Today, I am 26 years old.
A lot of people, experiences and places have shaped me into the woman I am today, but right now I just want to talk about one. There’s one person in particular has had a very special role in my life – a soulmate.
I used to think of soulmates in the romantic sense. My daydreaming heart couldn’t help but long for the day when I would meet the man who would complement me in every way, whose presence in my life would be as natural as breathing, who I couldn’t bear to live without.
I am no longer waiting or dreaming about my soulmate.
Now I have come to understand the term “soulmate” differently. No longer is it exclusively a romantic term, one that can only be given to my significant other. In the most basic terms, Wikipedia says that a soulmate “is a person with whom one has a feeling of deep or natural affinity.”

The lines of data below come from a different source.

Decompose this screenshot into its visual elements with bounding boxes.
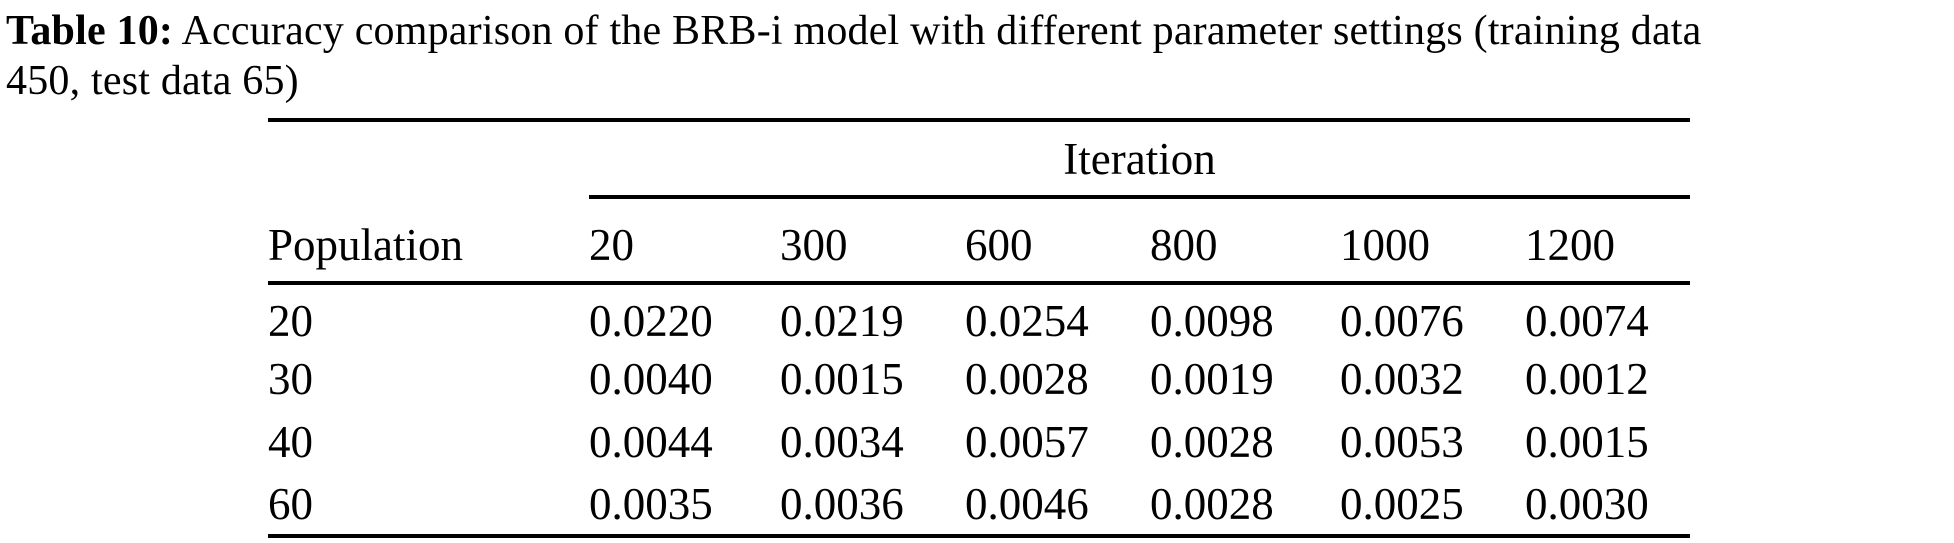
table-cell: 0.0028 — [965, 353, 1089, 404]
column-header-1000: 1000 — [1340, 197, 1525, 285]
column-header-600: 600 — [965, 197, 1150, 285]
column-header-row: Population 20 300 600 800 1000 1200 — [268, 197, 1690, 285]
table-cell: 0.0254 — [965, 296, 1089, 346]
table-cell: 0.0025 — [1340, 478, 1464, 529]
table-cell: 0.0030 — [1525, 478, 1649, 529]
column-header-20: 20 — [589, 197, 780, 285]
caption-text-line-2: 450, test data 65) — [6, 58, 299, 104]
table-row-population-40: 40 0.0044 0.0034 0.0057 0.0028 0.0053 0.… — [268, 410, 1690, 473]
iteration-span-header: Iteration — [589, 120, 1690, 199]
table-cell: 0.0015 — [1525, 416, 1649, 467]
table-container: Iteration Population 20 300 600 800 1000… — [268, 118, 1954, 538]
table-row-population-60: 60 0.0035 0.0036 0.0046 0.0028 0.0025 0.… — [268, 473, 1690, 536]
table-cell: 0.0040 — [589, 353, 713, 404]
table-cell: 0.0019 — [1150, 353, 1274, 404]
table-cell: 0.0046 — [965, 478, 1089, 529]
accuracy-table: Iteration Population 20 300 600 800 1000… — [268, 118, 1690, 538]
table-cell: 0.0074 — [1525, 296, 1649, 346]
row-header: 60 — [268, 478, 313, 529]
table-cell: 0.0220 — [589, 296, 713, 346]
table-cell: 0.0053 — [1340, 416, 1464, 467]
table-cell: 0.0032 — [1340, 353, 1464, 404]
caption-text-line-1: Accuracy comparison of the BRB-i model w… — [181, 8, 1702, 54]
table-cell: 0.0076 — [1340, 296, 1464, 346]
table-caption: Table 10: Accuracy comparison of the BRB… — [6, 6, 1954, 106]
table-cell: 0.0035 — [589, 478, 713, 529]
table-cell: 0.0012 — [1525, 353, 1649, 404]
table-cell: 0.0098 — [1150, 296, 1274, 346]
table-cell: 0.0219 — [780, 296, 904, 346]
table-cell: 0.0057 — [965, 416, 1089, 467]
table-cell: 0.0034 — [780, 416, 904, 467]
table-row-population-30: 30 0.0040 0.0015 0.0028 0.0019 0.0032 0.… — [268, 347, 1690, 410]
iteration-header-row: Iteration — [268, 120, 1690, 199]
corner-empty-cell — [268, 120, 589, 197]
column-header-300: 300 — [780, 197, 965, 285]
table-row-population-20: 20 0.0220 0.0219 0.0254 0.0098 0.0076 0.… — [268, 283, 1690, 347]
row-header: 30 — [268, 353, 313, 404]
row-header: 20 — [268, 296, 313, 346]
table-cell: 0.0044 — [589, 416, 713, 467]
table-cell: 0.0036 — [780, 478, 904, 529]
caption-label: Table 10: — [6, 8, 174, 54]
table-cell: 0.0015 — [780, 353, 904, 404]
table-cell: 0.0028 — [1150, 416, 1274, 467]
caption-line-1: Table 10: Accuracy comparison of the BRB… — [6, 8, 1702, 54]
column-header-1200: 1200 — [1525, 197, 1690, 285]
row-header: 40 — [268, 416, 313, 467]
population-column-header: Population — [268, 197, 589, 285]
column-header-800: 800 — [1150, 197, 1340, 285]
table-cell: 0.0028 — [1150, 478, 1274, 529]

There is no one with whom I have a more natural affinity with than my dad.
We are truly kindred spirits. I suppose it started twenty-six years ago, when my tiny little body was placed in his arms for the first time. Dad has told me many times about that day – but only when we’re feeling mushy and sentimental, of course.
When I was a baby I sat in Dad’s lap or lay in my rocker at his feet while he watched basketball. (Giving Mom a much needed break.) When I was a little older we watched Batman and Gargoyles. And for most of my young adult life, we’ve watched nearly every superhero show out there, our favorites always being the Superman ones. (Next up we’re going to trying the 80’s series Moonlighting. We loved Castle, so hopefully this will be in the same vein). Dad turned me on to classic rock music – Elton John, Billy Joel, John Mellencamp, the Eagles, the Beatles, etc. by listening to the oldies station every morning on the way to school. (I still hold the record for being able to guess what song was going to play next on the radio…once.) And every Sunday we listen to Casey Kasem’s America’s Top Forty from the 60’s, 70’s and 80’s. I cherish all the time spent with him – every laugh, every hug or kiss on the cheek, the endless teasing, and pure contentment.

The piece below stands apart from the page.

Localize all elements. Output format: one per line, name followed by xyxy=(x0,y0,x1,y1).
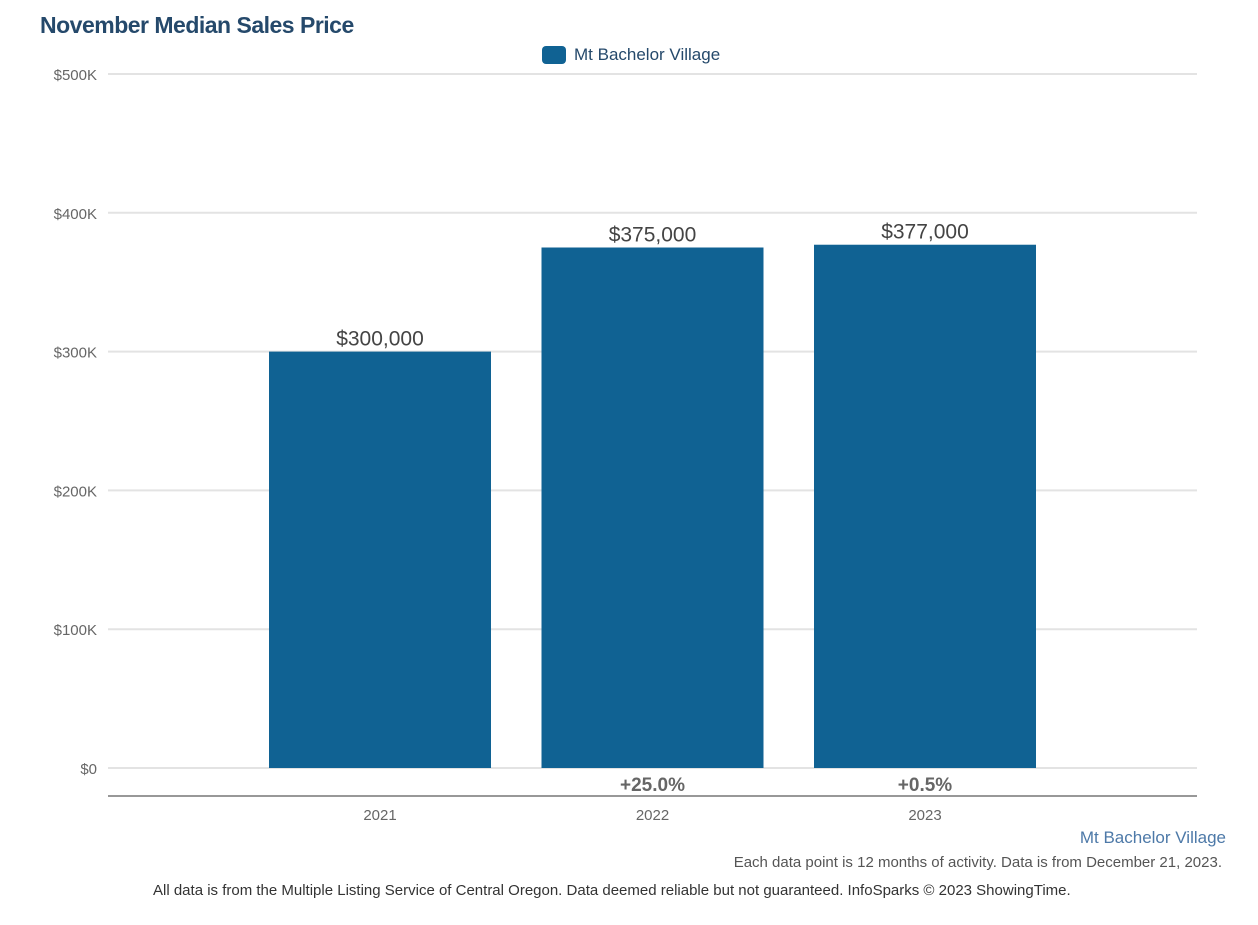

Dad can fix or build anything. Be it a car, a sink, the wall, putting those super tiny stickers on every accessory that came with my Barbie grocery store (like 100), the DVD player, a catapult for a science project….the list goes on. If he can’t do it, then he learns how. But by now I’m just convinced he can do anything.
And I do mean anything. Even help a young woman navigate through the ups and downs of love. I have long since discovered that I can talk to my dad about anything and he will listen. Just listen. And give his honest opinion when asked for it (and sometimes when it isn’t asked for). He’s there to help me pick up the pieces or smile with me over the good times, and help me figure out the confusing ones. Even if it is “girl talk”, Dad’s got my back. I’ve gotten some of the best advice I’ve ever received from my dad, and I know I will carry it with me all my life and someday pass it on to my own children.
It’s not always smooth sailing, though. We haven’t always seen eye to eye, and there has been some intense disagreements in our past. But I think working through those difficult times has only made our relationship stronger.
Dad and I would be terrible people to watch movies with, because we are constantly commenting on what’s going on, or making guesses about what’s going to happen next, or laughing at something at just happened, or making fun of each other for something we said. But that’s the fun of it. Half the time we don’t even need to say it aloud, because we’re both thinking the same thing.
I wouldn’t trade this camaraderie with my dad for anything. In fact it is one of the most treasured things in my life.
My dad is amazing. He’s smart, clever, funny, skilled, athletic, loves his family more than anything, and underneath it all, is a softie. (shhhh, don’t tell anyone).
And he’s my soulmate.
This post is inspired by a past WordPress Daily Prompt, which was:
Got a soul-mate and/or a best friend? What is it about that person that you love best? Describe them in great detail — leave no important quality out.